Home » Issues » IJ’s Project on the 4th Amendment » Open Fields Doctrine

One of the first casualties to our Fourth Amendment rights was our land. During Prohibition, government agents started prowling around for illicit alcohol and stills, including on private lands. In Hester v. United States, revenue agents hid on someone’s land to see if they were selling alcohol and gave chase when they saw his son hand someone a bottle. Despite the grave constitutional stakes, the Supreme Court breezily held in a two-paragraph opinion that the Fourth Amendment did not apply to private land because “the special protection accorded by the Fourth Amendment to the people in their ‘persons, houses, papers, and effects,’ is not extended to the open fields.” In one fell stroke, the Court categorically eliminated all Fourth Amendment protections for most privately owned land in the United States.   

Hester’s narrow view of the Fourth Amendment eviscerated Americans’ constitutional rights. Worse, it was based on a false premise: that the “distinction between [open fields] and the house is as old as the common law,” a distinction that was about when private individuals could be charged with burglary, not about when government officers could intrude on private property. Still, the damage was done.  

Hope sprang anew 60 years later, when the Supreme Court heard a case called Oliver v. United States. In Oliver, police officers entered fenced private property posted with “No Trespassing” signs and searched around for marijuana fields without a warrant.

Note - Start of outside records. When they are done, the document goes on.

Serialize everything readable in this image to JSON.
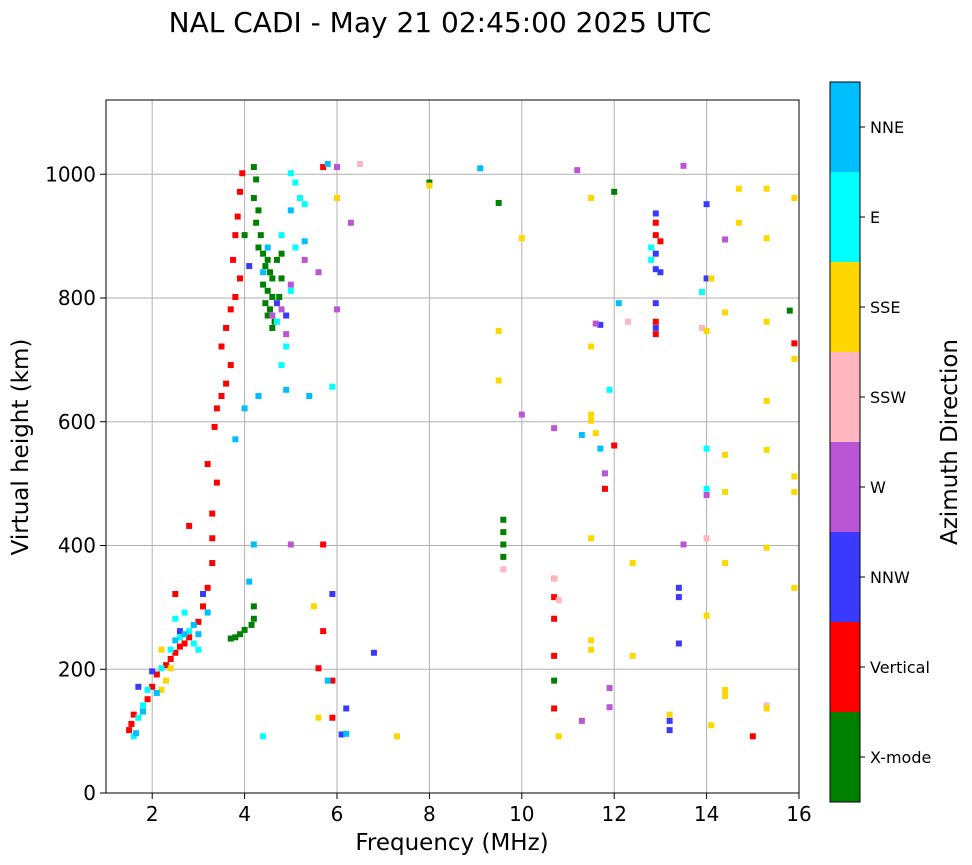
{
  "chart_data": {
    "type": "scatter",
    "title": "NAL CADI - May 21 02:45:00 2025 UTC",
    "xlabel": "Frequency (MHz)",
    "ylabel": "Virtual height (km)",
    "xlim": [
      1,
      16
    ],
    "ylim": [
      0,
      1120
    ],
    "xticks": [
      2,
      4,
      6,
      8,
      10,
      12,
      14,
      16
    ],
    "yticks": [
      0,
      200,
      400,
      600,
      800,
      1000
    ],
    "grid": true,
    "colorbar": {
      "label": "Azimuth Direction",
      "categories": [
        {
          "name": "X-mode",
          "color": "#008000"
        },
        {
          "name": "Vertical",
          "color": "#ff0000"
        },
        {
          "name": "NNW",
          "color": "#3a3aff"
        },
        {
          "name": "W",
          "color": "#ba55d3"
        },
        {
          "name": "SSW",
          "color": "#ffb6c1"
        },
        {
          "name": "SSE",
          "color": "#ffd700"
        },
        {
          "name": "E",
          "color": "#00ffff"
        },
        {
          "name": "NNE",
          "color": "#00bfff"
        }
      ]
    },
    "series": [
      {
        "name": "X-mode",
        "points": [
          [
            4.2,
            1010
          ],
          [
            4.25,
            990
          ],
          [
            4.2,
            960
          ],
          [
            4.3,
            940
          ],
          [
            4.25,
            920
          ],
          [
            4.35,
            900
          ],
          [
            4.3,
            880
          ],
          [
            4.4,
            870
          ],
          [
            4.5,
            860
          ],
          [
            4.45,
            850
          ],
          [
            4.55,
            840
          ],
          [
            4.6,
            830
          ],
          [
            4.4,
            820
          ],
          [
            4.5,
            810
          ],
          [
            4.6,
            800
          ],
          [
            4.45,
            790
          ],
          [
            4.55,
            780
          ],
          [
            4.5,
            770
          ],
          [
            4.65,
            760
          ],
          [
            4.6,
            750
          ],
          [
            4.7,
            860
          ],
          [
            4.8,
            830
          ],
          [
            4.75,
            800
          ],
          [
            4.2,
            280
          ],
          [
            4.2,
            300
          ],
          [
            4.15,
            270
          ],
          [
            4.0,
            262
          ],
          [
            3.9,
            255
          ],
          [
            3.8,
            250
          ],
          [
            3.7,
            248
          ],
          [
            9.6,
            380
          ],
          [
            9.6,
            400
          ],
          [
            9.6,
            420
          ],
          [
            9.6,
            440
          ],
          [
            10.7,
            180
          ],
          [
            15.8,
            778
          ],
          [
            8.0,
            985
          ],
          [
            12.0,
            970
          ],
          [
            9.5,
            952
          ],
          [
            4.0,
            900
          ],
          [
            4.8,
            870
          ]
        ]
      },
      {
        "name": "Vertical",
        "points": [
          [
            1.5,
            100
          ],
          [
            1.55,
            110
          ],
          [
            1.6,
            125
          ],
          [
            1.9,
            150
          ],
          [
            2.0,
            170
          ],
          [
            2.1,
            190
          ],
          [
            2.3,
            205
          ],
          [
            2.4,
            215
          ],
          [
            2.5,
            225
          ],
          [
            2.6,
            235
          ],
          [
            2.7,
            240
          ],
          [
            2.8,
            250
          ],
          [
            3.0,
            275
          ],
          [
            3.1,
            300
          ],
          [
            3.2,
            330
          ],
          [
            3.3,
            370
          ],
          [
            3.3,
            410
          ],
          [
            3.3,
            450
          ],
          [
            3.4,
            500
          ],
          [
            3.2,
            530
          ],
          [
            3.35,
            590
          ],
          [
            3.4,
            620
          ],
          [
            3.5,
            640
          ],
          [
            3.6,
            660
          ],
          [
            3.7,
            690
          ],
          [
            3.5,
            720
          ],
          [
            3.6,
            750
          ],
          [
            3.7,
            780
          ],
          [
            3.8,
            800
          ],
          [
            3.9,
            830
          ],
          [
            3.75,
            860
          ],
          [
            3.8,
            900
          ],
          [
            3.85,
            930
          ],
          [
            3.9,
            970
          ],
          [
            3.95,
            1000
          ],
          [
            2.8,
            430
          ],
          [
            2.5,
            320
          ],
          [
            5.7,
            260
          ],
          [
            5.7,
            400
          ],
          [
            5.6,
            200
          ],
          [
            5.9,
            180
          ],
          [
            5.9,
            120
          ],
          [
            5.7,
            1010
          ],
          [
            10.7,
            345
          ],
          [
            10.7,
            315
          ],
          [
            10.7,
            280
          ],
          [
            10.7,
            220
          ],
          [
            10.7,
            135
          ],
          [
            12.9,
            740
          ],
          [
            12.9,
            760
          ],
          [
            12.9,
            900
          ],
          [
            12.9,
            920
          ],
          [
            13.0,
            890
          ],
          [
            15.0,
            90
          ],
          [
            15.9,
            725
          ],
          [
            12.0,
            560
          ],
          [
            11.8,
            490
          ]
        ]
      },
      {
        "name": "NNW",
        "points": [
          [
            1.7,
            170
          ],
          [
            2.0,
            195
          ],
          [
            2.6,
            260
          ],
          [
            3.1,
            320
          ],
          [
            5.9,
            320
          ],
          [
            6.2,
            135
          ],
          [
            6.1,
            93
          ],
          [
            12.9,
            935
          ],
          [
            12.9,
            870
          ],
          [
            12.9,
            845
          ],
          [
            13.0,
            840
          ],
          [
            12.9,
            790
          ],
          [
            12.9,
            750
          ],
          [
            13.2,
            100
          ],
          [
            13.2,
            115
          ],
          [
            13.4,
            315
          ],
          [
            13.4,
            240
          ],
          [
            13.4,
            330
          ],
          [
            11.7,
            755
          ],
          [
            14.0,
            950
          ],
          [
            14.0,
            830
          ],
          [
            6.8,
            225
          ],
          [
            4.1,
            850
          ],
          [
            4.7,
            790
          ],
          [
            4.9,
            770
          ]
        ]
      },
      {
        "name": "W",
        "points": [
          [
            4.6,
            770
          ],
          [
            4.8,
            780
          ],
          [
            5.0,
            820
          ],
          [
            4.9,
            740
          ],
          [
            5.3,
            860
          ],
          [
            5.6,
            840
          ],
          [
            6.0,
            1010
          ],
          [
            6.3,
            920
          ],
          [
            11.2,
            1005
          ],
          [
            13.5,
            1012
          ],
          [
            10.0,
            610
          ],
          [
            10.7,
            588
          ],
          [
            11.6,
            757
          ],
          [
            11.9,
            137
          ],
          [
            11.9,
            168
          ],
          [
            13.5,
            400
          ],
          [
            14.4,
            893
          ],
          [
            14.0,
            480
          ],
          [
            5.0,
            400
          ],
          [
            6.0,
            780
          ],
          [
            11.3,
            115
          ],
          [
            11.8,
            515
          ]
        ]
      },
      {
        "name": "SSW",
        "points": [
          [
            10.7,
            345
          ],
          [
            10.8,
            310
          ],
          [
            12.3,
            760
          ],
          [
            14.0,
            410
          ],
          [
            15.3,
            140
          ],
          [
            13.9,
            750
          ],
          [
            6.5,
            1015
          ],
          [
            9.6,
            360
          ]
        ]
      },
      {
        "name": "SSE",
        "points": [
          [
            2.2,
            165
          ],
          [
            2.3,
            180
          ],
          [
            2.4,
            200
          ],
          [
            2.2,
            230
          ],
          [
            8.0,
            980
          ],
          [
            9.5,
            745
          ],
          [
            9.5,
            665
          ],
          [
            10.0,
            895
          ],
          [
            11.5,
            960
          ],
          [
            11.5,
            720
          ],
          [
            11.5,
            610
          ],
          [
            11.5,
            600
          ],
          [
            11.6,
            580
          ],
          [
            11.5,
            410
          ],
          [
            11.5,
            230
          ],
          [
            11.5,
            245
          ],
          [
            12.4,
            220
          ],
          [
            12.4,
            370
          ],
          [
            13.2,
            125
          ],
          [
            14.0,
            745
          ],
          [
            14.1,
            830
          ],
          [
            14.4,
            775
          ],
          [
            14.4,
            545
          ],
          [
            14.4,
            485
          ],
          [
            14.4,
            370
          ],
          [
            14.4,
            165
          ],
          [
            14.4,
            155
          ],
          [
            14.1,
            108
          ],
          [
            14.7,
            975
          ],
          [
            14.7,
            920
          ],
          [
            15.3,
            975
          ],
          [
            15.3,
            895
          ],
          [
            15.3,
            760
          ],
          [
            15.3,
            632
          ],
          [
            15.3,
            553
          ],
          [
            15.3,
            395
          ],
          [
            15.3,
            135
          ],
          [
            15.9,
            960
          ],
          [
            15.9,
            700
          ],
          [
            15.9,
            510
          ],
          [
            15.9,
            485
          ],
          [
            15.9,
            330
          ],
          [
            14.0,
            285
          ],
          [
            10.8,
            90
          ],
          [
            7.3,
            90
          ],
          [
            5.6,
            120
          ],
          [
            6.0,
            960
          ],
          [
            5.5,
            300
          ]
        ]
      },
      {
        "name": "E",
        "points": [
          [
            1.6,
            90
          ],
          [
            1.7,
            120
          ],
          [
            1.8,
            140
          ],
          [
            1.9,
            165
          ],
          [
            2.2,
            200
          ],
          [
            2.4,
            230
          ],
          [
            2.6,
            250
          ],
          [
            2.8,
            260
          ],
          [
            2.9,
            240
          ],
          [
            3.0,
            230
          ],
          [
            2.5,
            280
          ],
          [
            2.7,
            290
          ],
          [
            5.0,
            1000
          ],
          [
            5.1,
            985
          ],
          [
            5.2,
            960
          ],
          [
            5.3,
            950
          ],
          [
            4.8,
            900
          ],
          [
            5.1,
            880
          ],
          [
            5.0,
            810
          ],
          [
            4.7,
            760
          ],
          [
            4.9,
            720
          ],
          [
            4.8,
            690
          ],
          [
            5.9,
            655
          ],
          [
            14.0,
            555
          ],
          [
            14.0,
            490
          ],
          [
            11.9,
            650
          ],
          [
            13.9,
            808
          ],
          [
            4.4,
            90
          ],
          [
            12.8,
            880
          ],
          [
            12.8,
            860
          ]
        ]
      },
      {
        "name": "NNE",
        "points": [
          [
            1.65,
            95
          ],
          [
            1.8,
            130
          ],
          [
            2.1,
            160
          ],
          [
            2.5,
            245
          ],
          [
            2.7,
            255
          ],
          [
            2.9,
            270
          ],
          [
            3.0,
            255
          ],
          [
            3.2,
            290
          ],
          [
            3.8,
            570
          ],
          [
            4.0,
            620
          ],
          [
            4.2,
            400
          ],
          [
            4.1,
            340
          ],
          [
            4.4,
            840
          ],
          [
            4.5,
            880
          ],
          [
            5.0,
            940
          ],
          [
            5.3,
            890
          ],
          [
            4.9,
            650
          ],
          [
            5.8,
            1015
          ],
          [
            9.1,
            1008
          ],
          [
            11.3,
            577
          ],
          [
            11.7,
            555
          ],
          [
            12.1,
            790
          ],
          [
            4.3,
            640
          ],
          [
            5.4,
            640
          ],
          [
            6.2,
            94
          ],
          [
            5.8,
            180
          ]
        ]
      }
    ]
  }
}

Given the Court’s adoption of the “reasonable expectation of privacy” test—which departed from Hester’s narrow focus on the specific items listed in the Fourth Amendment—the question was whether Hester was still good law.   

But the 1980s had their own Prohibition: the War on Drugs. So in 1984, the Court reaffirmed Hester, holding that private property owners have no “reasonable expectation of privacy” on their own land.  

These decisions mean that federal courts simply dismiss Fourth Amendment challenges to government searches of private property unless they occur in the home or in the area immediately surrounding it. And the invasions of our property and privacy that these decisions allow have only grown in modern times. After all, if the government wanted to search your land in the old days, it had send out officers to do the deed. But modern technology has made it cheap and easy for officials to instead run their own digital dragnet.   

One way is through automated surveillance cameras. Hunters often secure these cameras to tree trunks to learn more about nearby fauna. But the government can just as easily use these cameras to learn more about you. With this new technology, officials don’t have to hide in the bushes 24/7. Instead, they can enter someone’s land, attach a surveillance camera to a strategically placed tree trunk, and then sit back as it automatically takes and stores pictures of any activity, any time of day. In a sign of how unmoored reality Fourth Amendment law has become, at least one federal appellate court has held that agents’ installation and monitoring of cameras on private property somehow doesn’t constitute a “search.”  

The open fields doctrine is the product of decades of bad Fourth Amendment judging. History shows that the Framers’ original understanding and purpose for enacting the Fourth Amendment was to secure our persons and property from arbitrary invasions. Indeed, many state constitutions use the term “possessions”—a term widely associated in the 18th and 19th century with land and other real property. IJ’s goal is to persuade courts to reject the open fields doctrine and require the government to get a warrant before it enters and investigates private property.